Sometimes freed slaves and their advocates successfully prosecute their former slaveholders. But one woman in Niger is going even further: she’s suing the government.
Last week the BBC reported that Hadijatou Mani, who was sold as a 12-year-old concubine to a master who already had many wives, accuses the Niger government of not enforcing anti-slavery laws throughout the country.
What’s interesting about this case is that it imposes increased accountability on the government. Almost every country in the world outlaws slavery now, and yet there are an estimated 27 million slaves in the world.
It is easy to write a law on a piece of paper.
But if governments don’t make a real, substantial effort to enforce such laws, then complex factors like traditions of inequality and organized crime are not going to yield to a piece of paper.
Human rights groups estimate that there are still 43,000 people living in slavery in Niger.

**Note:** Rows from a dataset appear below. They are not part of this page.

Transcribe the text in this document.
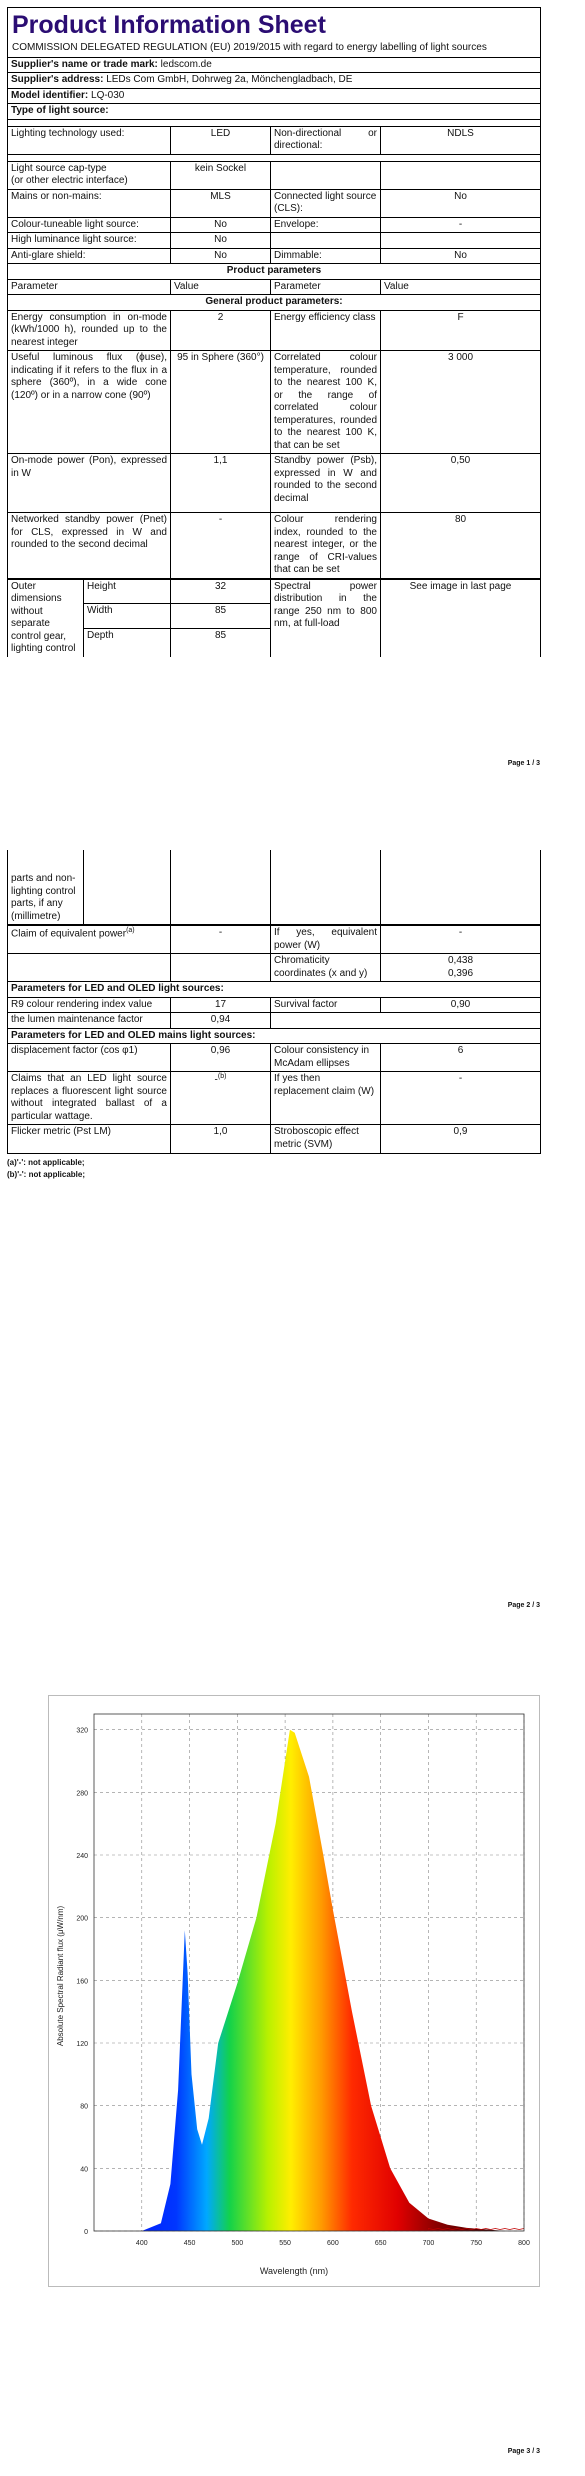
Product Information Sheet
COMMISSION DELEGATED REGULATION (EU) 2019/2015 with regard to energy labelling of light sources			

Supplier's name or trade mark: ledscom.de			
Supplier's address: LEDs Com GmbH, Dohrweg 2a, Mönchengladbach, DE			
Model identifier: LQ-030			
Type of light source:			

Lighting technology used:	LED	Non-directional or directional:	NDLS

Light source cap-type
(or other electric interface)	kein Sockel		
Mains or non-mains:	MLS	Connected light source (CLS):	No
Colour-tuneable light source:	No	Envelope:	-
High luminance light source:	No		
Anti-glare shield:	No	Dimmable:	No
Product parameters			
Parameter	Value	Parameter	Value
General product parameters:			
Energy consumption in on-mode (kWh/1000 h), rounded up to the nearest integer	2	Energy efficiency class	F
Useful luminous flux (ϕuse), indicating if it refers to the flux in a sphere (360º), in a wide cone (120º) or in a narrow cone (90º)	95 in Sphere (360°)	Correlated colour temperature, rounded to the nearest 100 K, or the range of correlated colour temperatures, rounded to the nearest 100 K, that can be set	3 000
On-mode power (Pon), expressed in W	1,1	Standby power (Psb), expressed in W and rounded to the second decimal	0,50
Networked standby power (Pnet) for CLS, expressed in W and rounded to the second decimal	-	Colour rendering index, rounded to the nearest integer, or the range of CRI-values that can be set	80
Outer dimensions without separate control gear, lighting control	Height	32	Spectral power distribution in the range 250 nm to 800 nm, at full-load	See image in last page
	Width	85		
	Depth	85		
Page 1 / 3
parts and non-lighting control parts, if any (millimetre)				
Claim of equivalent power$^{(a)}$	-	If yes, equivalent power (W)	-
		Chromaticity coordinates (x and y)	0,438
0,396

Parameters for LED and OLED light sources:			
R9 colour rendering index value	17	Survival factor	0,90
the lumen maintenance factor	0,94		
Parameters for LED and OLED mains light sources:			
displacement factor (cos φ1)	0,96	Colour consistency in McAdam ellipses	6
Claims that an LED light source replaces a fluorescent light source without integrated ballast of a particular wattage.	-$^{(b)}$	If yes then replacement claim (W)	-
Flicker metric (Pst LM)	1,0	Stroboscopic effect metric (SVM)	0,9
(a)'-': not applicable;
(b)'-': not applicable;
Page 2 / 3
0
40
80
120
160
200
240
280
320
400	450	500	550	600	650	700	750	800
Wavelength (nm)
Absolute Spectral Radiant flux (μW/nm)
Page 3 / 3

Mauritania has only one railroad that stretches from the middle of the desert to the sea. And some cities are only reachable by driving miles down sandy beaches without roads, Kevin Bales reported in his book, Disposable People: New Slavery in the Global Economy.

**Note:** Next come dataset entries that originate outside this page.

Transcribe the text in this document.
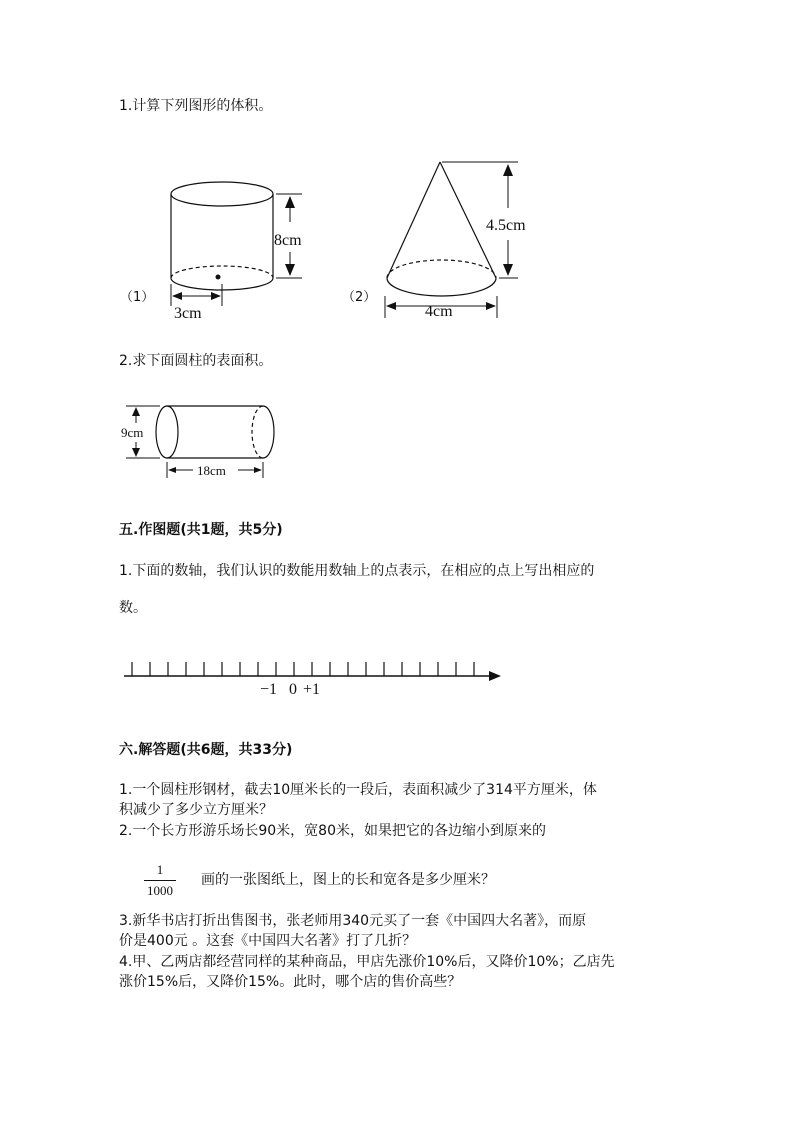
1.计算下列图形的体积。
8cm
3cm
（1）
4.5cm
4cm
（2）
9cm
18cm
−1 0 +1
2.求下面圆柱的表面积。
五.作图题(共1题，共5分)
1.下面的数轴，我们认识的数能用数轴上的点表示，在相应的点上写出相应的
数。
六.解答题(共6题，共33分)
1.一个圆柱形钢材，截去10厘米长的一段后，表面积减少了314平方厘米，体
积减少了多少立方厘米？
2.一个长方形游乐场长90米，宽80米，如果把它的各边缩小到原来的
1
1000
画的一张图纸上，图上的长和宽各是多少厘米？
3.新华书店打折出售图书，张老师用340元买了一套《中国四大名著》，而原
价是400元 。这套《中国四大名著》打了几折？
4.甲、乙两店都经营同样的某种商品，甲店先涨价10%后，又降价10%；乙店先
涨价15%后，又降价15%。此时，哪个店的售价高些？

But unlike most systems of slavery today, where people are usually enslaved and forced to work for a certain period of their lives, in Mauritania it is an institution more comparable to slavery of the American South.
While slavery has technically been illegal in the country since 1981, CNSNews.com quoted Anti-Slavery International’s claim that about 40 percent of the population are slaves. Rather than being acquired, sold, trafficked, and eventually discarded, Mauritanian slaves are born into slavery. Much like black Americans in the antebellum South, they are not just forced to work because of unjust economics– there is a deep-seated mentality of OWNERSHIP.

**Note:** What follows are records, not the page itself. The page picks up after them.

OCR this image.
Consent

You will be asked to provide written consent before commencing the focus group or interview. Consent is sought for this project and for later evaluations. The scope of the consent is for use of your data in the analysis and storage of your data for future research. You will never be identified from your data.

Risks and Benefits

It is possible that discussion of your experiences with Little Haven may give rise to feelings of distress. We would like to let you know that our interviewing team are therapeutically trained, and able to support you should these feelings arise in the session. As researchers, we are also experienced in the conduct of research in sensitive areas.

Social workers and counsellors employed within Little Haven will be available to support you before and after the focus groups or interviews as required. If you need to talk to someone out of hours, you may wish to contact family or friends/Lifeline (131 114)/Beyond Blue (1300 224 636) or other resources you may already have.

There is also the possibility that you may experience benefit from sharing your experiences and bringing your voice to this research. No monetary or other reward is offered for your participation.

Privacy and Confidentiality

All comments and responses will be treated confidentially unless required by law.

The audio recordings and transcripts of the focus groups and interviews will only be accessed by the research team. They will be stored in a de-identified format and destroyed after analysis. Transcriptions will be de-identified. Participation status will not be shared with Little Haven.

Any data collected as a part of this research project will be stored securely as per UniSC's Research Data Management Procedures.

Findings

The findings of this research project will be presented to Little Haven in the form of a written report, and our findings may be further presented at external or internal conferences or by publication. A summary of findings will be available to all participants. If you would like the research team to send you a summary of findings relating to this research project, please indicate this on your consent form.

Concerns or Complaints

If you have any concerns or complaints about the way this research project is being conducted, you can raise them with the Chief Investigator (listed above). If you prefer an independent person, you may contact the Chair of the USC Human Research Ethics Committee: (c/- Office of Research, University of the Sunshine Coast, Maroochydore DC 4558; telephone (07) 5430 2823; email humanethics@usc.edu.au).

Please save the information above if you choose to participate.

Mauritania elected new leadership in 2007, and in August enacted new anti-slavery legislation, IRIN reported. But it’s going to take more than creating laws, Anti-Slavery International’s Romana Cacchioli said. It’s going to need some active enforcement.
“We don’t eradicate slavery just by introducing a law,” Cacchioli told IRIN. At the very least, the new law acknowledges that slavery does exist in Mauritania.
On March 23, the Mauritanian slave advocacy groups SOS Slaves’ founder Boubacar Messaoud told the Washington Post that it’s going to take more than a political overhaul to change the culture of slavery– it will be a slow and arduous process of transforming the psyches of both slave-owners and slaves themselves.
“Slavery has been perpetuated in Mauritania by the persistence of tradition, distorted notions of religious obligation … Slaves are unaware that they are entitled to equal rights and don’t know how to seek justice,” Nora Boustany wrote in the Washington Post.